Chang Chen*, Fei Deng*, Sungjin Ahn

Rutgers University

[paper]

Introduction

At the core of human intelligence is the ability to build up models of individual 3D objects from partial observations of the world. Our proposed model, ROOTS, is the first probabilistic generative model that has the similar ability. Given partial observations of a 3D scene containing multiple objects with occlusion, ROOTS is able to decompose the scene into objects, and infer a 3D object model for each object capturing its complete 3D appearance. The inferred object models support rendering of individual objects from arbitrary viewpoints, allowing novel scenes to be composited.

ROOTS Pipeline

ROOTS Encoder (a - c): (a) Context observations are encoded and aggregated into a scene-level representation. (b) The scene-level representation is reorganized into a feature map of the 3D space, from which 3D center positions are predicted for each object. By applying perspective projection to the predicted 3D center positions, we identify image regions for each object across viewpoints. (c) Object regions are cropped and grouped into object-level contexts. Object Models (d): The object-level contexts allow us to obtain the 3D appearance model of each object through an object-level GQN. ROOTS Decoder (e - f): To render the full scene for a given query viewpoint, we composite the rendering results of individual objects.

Note that the entire pipeline is trained end-to-end without supervision.

Object Models



From images containing multiple objects with occlusion, ROOTS is able to learn the complete 3D appearance model of each object, predict accurate object positions, and correctly handle occlusion.

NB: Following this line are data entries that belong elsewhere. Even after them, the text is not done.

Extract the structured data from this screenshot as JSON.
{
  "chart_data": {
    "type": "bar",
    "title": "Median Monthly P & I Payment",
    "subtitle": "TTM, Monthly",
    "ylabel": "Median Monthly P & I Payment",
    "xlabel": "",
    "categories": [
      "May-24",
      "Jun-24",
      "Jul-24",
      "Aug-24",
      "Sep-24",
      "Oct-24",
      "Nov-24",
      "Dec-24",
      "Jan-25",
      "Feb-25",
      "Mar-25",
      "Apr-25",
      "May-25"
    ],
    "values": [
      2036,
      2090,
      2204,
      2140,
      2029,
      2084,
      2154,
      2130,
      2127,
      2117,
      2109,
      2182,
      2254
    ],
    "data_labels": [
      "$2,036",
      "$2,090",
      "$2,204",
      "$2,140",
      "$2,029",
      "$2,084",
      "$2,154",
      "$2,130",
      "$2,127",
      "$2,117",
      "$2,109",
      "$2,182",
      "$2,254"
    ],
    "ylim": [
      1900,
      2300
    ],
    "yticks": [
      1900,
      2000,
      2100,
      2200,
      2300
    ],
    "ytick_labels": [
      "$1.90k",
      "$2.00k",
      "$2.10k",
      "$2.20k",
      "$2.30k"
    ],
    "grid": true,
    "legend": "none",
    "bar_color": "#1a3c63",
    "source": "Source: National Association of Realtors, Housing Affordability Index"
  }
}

We visualize the learned object models from a set of query viewpoints, as well as the full scene generations composited from them. Green bounding boxes indicate the predicted object position and scale.

Disentanglement



ROOTS explicitly disentangles position and appearance in the learned object models. Hence, by manipulating the position latent, we are able to move objects around without changing other factors like object appearance.

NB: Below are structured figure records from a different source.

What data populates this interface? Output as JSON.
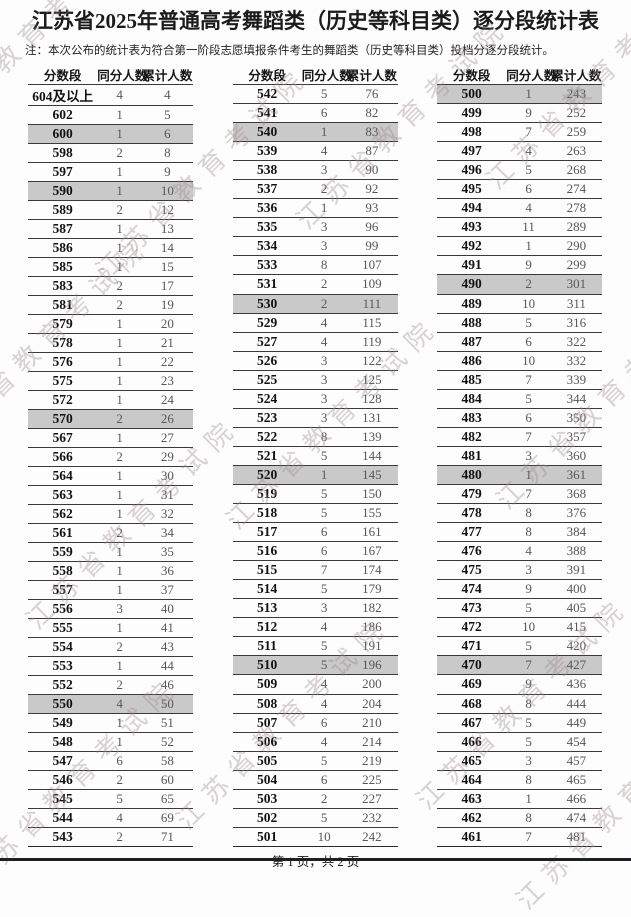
{
  "title": "江苏省2025年普通高考舞蹈类（历史等科目类）逐分段统计表",
  "note": "注：本次公布的统计表为符合第一阶段志愿填报条件考生的舞蹈类（历史等科目类）投档分逐分段统计。",
  "footer": "第 1 页，共 2 页",
  "watermark": {
    "text": "江苏省教育考试院",
    "color": "#9e8a8a"
  },
  "shaded_row_color": "#c9c9c9",
  "columns": [
    "分数段",
    "同分人数",
    "累计人数"
  ],
  "row_format": [
    "score",
    "same_score_count",
    "cumulative_count",
    "shaded"
  ],
  "tables": [
    {
      "rows": [
        [
          "604及以上",
          4,
          4,
          0
        ],
        [
          "602",
          1,
          5,
          0
        ],
        [
          "600",
          1,
          6,
          1
        ],
        [
          "598",
          2,
          8,
          0
        ],
        [
          "597",
          1,
          9,
          0
        ],
        [
          "590",
          1,
          10,
          1
        ],
        [
          "589",
          2,
          12,
          0
        ],
        [
          "587",
          1,
          13,
          0
        ],
        [
          "586",
          1,
          14,
          0
        ],
        [
          "585",
          1,
          15,
          0
        ],
        [
          "583",
          2,
          17,
          0
        ],
        [
          "581",
          2,
          19,
          0
        ],
        [
          "579",
          1,
          20,
          0
        ],
        [
          "578",
          1,
          21,
          0
        ],
        [
          "576",
          1,
          22,
          0
        ],
        [
          "575",
          1,
          23,
          0
        ],
        [
          "572",
          1,
          24,
          0
        ],
        [
          "570",
          2,
          26,
          1
        ],
        [
          "567",
          1,
          27,
          0
        ],
        [
          "566",
          2,
          29,
          0
        ],
        [
          "564",
          1,
          30,
          0
        ],
        [
          "563",
          1,
          31,
          0
        ],
        [
          "562",
          1,
          32,
          0
        ],
        [
          "561",
          2,
          34,
          0
        ],
        [
          "559",
          1,
          35,
          0
        ],
        [
          "558",
          1,
          36,
          0
        ],
        [
          "557",
          1,
          37,
          0
        ],
        [
          "556",
          3,
          40,
          0
        ],
        [
          "555",
          1,
          41,
          0
        ],
        [
          "554",
          2,
          43,
          0
        ],
        [
          "553",
          1,
          44,
          0
        ],
        [
          "552",
          2,
          46,
          0
        ],
        [
          "550",
          4,
          50,
          1
        ],
        [
          "549",
          1,
          51,
          0
        ],
        [
          "548",
          1,
          52,
          0
        ],
        [
          "547",
          6,
          58,
          0
        ],
        [
          "546",
          2,
          60,
          0
        ],
        [
          "545",
          5,
          65,
          0
        ],
        [
          "544",
          4,
          69,
          0
        ],
        [
          "543",
          2,
          71,
          0
        ]
      ]
    },
    {
      "rows": [
        [
          "542",
          5,
          76,
          0
        ],
        [
          "541",
          6,
          82,
          0
        ],
        [
          "540",
          1,
          83,
          1
        ],
        [
          "539",
          4,
          87,
          0
        ],
        [
          "538",
          3,
          90,
          0
        ],
        [
          "537",
          2,
          92,
          0
        ],
        [
          "536",
          1,
          93,
          0
        ],
        [
          "535",
          3,
          96,
          0
        ],
        [
          "534",
          3,
          99,
          0
        ],
        [
          "533",
          8,
          107,
          0
        ],
        [
          "531",
          2,
          109,
          0
        ],
        [
          "530",
          2,
          111,
          1
        ],
        [
          "529",
          4,
          115,
          0
        ],
        [
          "527",
          4,
          119,
          0
        ],
        [
          "526",
          3,
          122,
          0
        ],
        [
          "525",
          3,
          125,
          0
        ],
        [
          "524",
          3,
          128,
          0
        ],
        [
          "523",
          3,
          131,
          0
        ],
        [
          "522",
          8,
          139,
          0
        ],
        [
          "521",
          5,
          144,
          0
        ],
        [
          "520",
          1,
          145,
          1
        ],
        [
          "519",
          5,
          150,
          0
        ],
        [
          "518",
          5,
          155,
          0
        ],
        [
          "517",
          6,
          161,
          0
        ],
        [
          "516",
          6,
          167,
          0
        ],
        [
          "515",
          7,
          174,
          0
        ],
        [
          "514",
          5,
          179,
          0
        ],
        [
          "513",
          3,
          182,
          0
        ],
        [
          "512",
          4,
          186,
          0
        ],
        [
          "511",
          5,
          191,
          0
        ],
        [
          "510",
          5,
          196,
          1
        ],
        [
          "509",
          4,
          200,
          0
        ],
        [
          "508",
          4,
          204,
          0
        ],
        [
          "507",
          6,
          210,
          0
        ],
        [
          "506",
          4,
          214,
          0
        ],
        [
          "505",
          5,
          219,
          0
        ],
        [
          "504",
          6,
          225,
          0
        ],
        [
          "503",
          2,
          227,
          0
        ],
        [
          "502",
          5,
          232,
          0
        ],
        [
          "501",
          10,
          242,
          0
        ]
      ]
    },
    {
      "rows": [
        [
          "500",
          1,
          243,
          1
        ],
        [
          "499",
          9,
          252,
          0
        ],
        [
          "498",
          7,
          259,
          0
        ],
        [
          "497",
          4,
          263,
          0
        ],
        [
          "496",
          5,
          268,
          0
        ],
        [
          "495",
          6,
          274,
          0
        ],
        [
          "494",
          4,
          278,
          0
        ],
        [
          "493",
          11,
          289,
          0
        ],
        [
          "492",
          1,
          290,
          0
        ],
        [
          "491",
          9,
          299,
          0
        ],
        [
          "490",
          2,
          301,
          1
        ],
        [
          "489",
          10,
          311,
          0
        ],
        [
          "488",
          5,
          316,
          0
        ],
        [
          "487",
          6,
          322,
          0
        ],
        [
          "486",
          10,
          332,
          0
        ],
        [
          "485",
          7,
          339,
          0
        ],
        [
          "484",
          5,
          344,
          0
        ],
        [
          "483",
          6,
          350,
          0
        ],
        [
          "482",
          7,
          357,
          0
        ],
        [
          "481",
          3,
          360,
          0
        ],
        [
          "480",
          1,
          361,
          1
        ],
        [
          "479",
          7,
          368,
          0
        ],
        [
          "478",
          8,
          376,
          0
        ],
        [
          "477",
          8,
          384,
          0
        ],
        [
          "476",
          4,
          388,
          0
        ],
        [
          "475",
          3,
          391,
          0
        ],
        [
          "474",
          9,
          400,
          0
        ],
        [
          "473",
          5,
          405,
          0
        ],
        [
          "472",
          10,
          415,
          0
        ],
        [
          "471",
          5,
          420,
          0
        ],
        [
          "470",
          7,
          427,
          1
        ],
        [
          "469",
          9,
          436,
          0
        ],
        [
          "468",
          8,
          444,
          0
        ],
        [
          "467",
          5,
          449,
          0
        ],
        [
          "466",
          5,
          454,
          0
        ],
        [
          "465",
          3,
          457,
          0
        ],
        [
          "464",
          8,
          465,
          0
        ],
        [
          "463",
          1,
          466,
          0
        ],
        [
          "462",
          8,
          474,
          0
        ],
        [
          "461",
          7,
          481,
          0
        ]
      ]
    }
  ]
}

We visualize the position latent traversals of the yellow ball and the blue cylinder from two query viewpoints. It can be seen that the change of one coordinate does not affect the other. In addition, the appearance of the moving objects remains complete and clean during the traversal. Other untouched components (the purple ball and the background) remain unchanged. Moreover, we also notice some desired rendering effects. For example, the size of objects becomes smaller as they move further away from the camera.

Compositionality


Once object models are learned, they can be reconfigured to form novel scenes that are out of the training distribution.

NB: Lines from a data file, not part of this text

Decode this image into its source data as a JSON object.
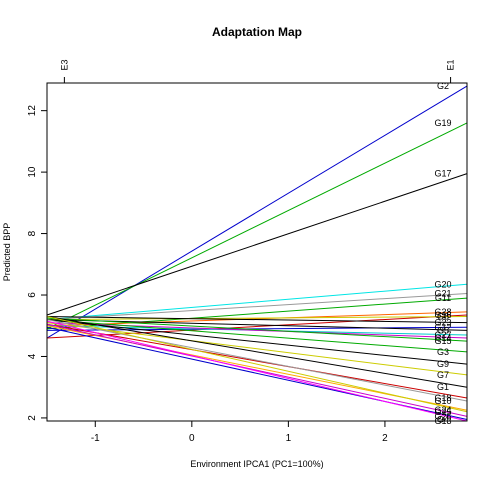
{
  "chart_data": {
    "type": "line",
    "title": "Adaptation Map",
    "xlabel": "Environment IPCA1 (PC1=100%)",
    "ylabel": "Predicted BPP",
    "xlim": [
      -1.5,
      2.85
    ],
    "ylim": [
      1.9,
      12.9
    ],
    "x_ticks": [
      -1,
      0,
      1,
      2
    ],
    "y_ticks": [
      2,
      4,
      6,
      8,
      10,
      12
    ],
    "top_axis": [
      {
        "label": "E3",
        "x": -1.32
      },
      {
        "label": "E1",
        "x": 2.68
      }
    ],
    "grid": false,
    "legend": "none",
    "series": [
      {
        "name": "G2",
        "x": [
          -1.5,
          2.85
        ],
        "y": [
          4.6,
          12.8
        ],
        "color": "#0000cc"
      },
      {
        "name": "G19",
        "x": [
          -1.5,
          2.85
        ],
        "y": [
          4.9,
          11.6
        ],
        "color": "#00aa00"
      },
      {
        "name": "G17",
        "x": [
          -1.5,
          2.85
        ],
        "y": [
          5.35,
          9.95
        ],
        "color": "#000000"
      },
      {
        "name": "G20",
        "x": [
          -1.5,
          2.85
        ],
        "y": [
          5.2,
          6.35
        ],
        "color": "#00e5e5"
      },
      {
        "name": "G21",
        "x": [
          -1.5,
          2.85
        ],
        "y": [
          5.2,
          6.05
        ],
        "color": "#999999"
      },
      {
        "name": "G11",
        "x": [
          -1.5,
          2.85
        ],
        "y": [
          4.9,
          5.9
        ],
        "color": "#00aa00"
      },
      {
        "name": "G28",
        "x": [
          -1.5,
          2.85
        ],
        "y": [
          5.0,
          5.45
        ],
        "color": "#ff6600"
      },
      {
        "name": "G16",
        "x": [
          -1.5,
          2.85
        ],
        "y": [
          4.6,
          5.35
        ],
        "color": "#cc0000"
      },
      {
        "name": "G8",
        "x": [
          -1.5,
          2.85
        ],
        "y": [
          5.2,
          5.3
        ],
        "color": "#cccc00"
      },
      {
        "name": "G23",
        "x": [
          -1.5,
          2.85
        ],
        "y": [
          5.3,
          5.1
        ],
        "color": "#000000"
      },
      {
        "name": "G12",
        "x": [
          -1.5,
          2.85
        ],
        "y": [
          4.85,
          4.95
        ],
        "color": "#0000cc"
      },
      {
        "name": "G5",
        "x": [
          -1.5,
          2.85
        ],
        "y": [
          5.2,
          4.85
        ],
        "color": "#000000"
      },
      {
        "name": "G27",
        "x": [
          -1.5,
          2.85
        ],
        "y": [
          5.0,
          4.7
        ],
        "color": "#00cccc"
      },
      {
        "name": "G14",
        "x": [
          -1.5,
          2.85
        ],
        "y": [
          5.1,
          4.6
        ],
        "color": "#cc00cc"
      },
      {
        "name": "G15",
        "x": [
          -1.5,
          2.85
        ],
        "y": [
          5.25,
          4.5
        ],
        "color": "#00aa00"
      },
      {
        "name": "G3",
        "x": [
          -1.5,
          2.85
        ],
        "y": [
          5.2,
          4.15
        ],
        "color": "#00aa00"
      },
      {
        "name": "G9",
        "x": [
          -1.5,
          2.85
        ],
        "y": [
          5.2,
          3.75
        ],
        "color": "#000000"
      },
      {
        "name": "G7",
        "x": [
          -1.5,
          2.85
        ],
        "y": [
          5.1,
          3.4
        ],
        "color": "#cccc00"
      },
      {
        "name": "G1",
        "x": [
          -1.5,
          2.85
        ],
        "y": [
          5.3,
          3.0
        ],
        "color": "#000000"
      },
      {
        "name": "G18",
        "x": [
          -1.5,
          2.85
        ],
        "y": [
          5.05,
          2.65
        ],
        "color": "#cc0000"
      },
      {
        "name": "G10",
        "x": [
          -1.5,
          2.85
        ],
        "y": [
          5.2,
          2.55
        ],
        "color": "#999999"
      },
      {
        "name": "G24",
        "x": [
          -1.5,
          2.85
        ],
        "y": [
          5.0,
          2.25
        ],
        "color": "#ffaa00"
      },
      {
        "name": "G25",
        "x": [
          -1.5,
          2.85
        ],
        "y": [
          5.3,
          2.2
        ],
        "color": "#cccc00"
      },
      {
        "name": "G26",
        "x": [
          -1.5,
          2.85
        ],
        "y": [
          5.05,
          2.05
        ],
        "color": "#cc00cc"
      },
      {
        "name": "G4",
        "x": [
          -1.5,
          2.85
        ],
        "y": [
          4.95,
          1.95
        ],
        "color": "#0000cc"
      },
      {
        "name": "G13",
        "x": [
          -1.5,
          2.85
        ],
        "y": [
          5.15,
          1.9
        ],
        "color": "#ff00ff"
      }
    ]
  }
}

Here we show a novel scene with six objects generated by combining object models learned from two scenes with three objects each. Notice that the training dataset only contains scenes with no more than three objects.

More Generation Samples

We show generation samples (above) and learned object models (below) on the more challenging Multi-Shepard-Metzler dataset. Each scene contains 2-4 randomly positioned Shepard-Metzler objects, each consisting of 5 randomly colored cubes.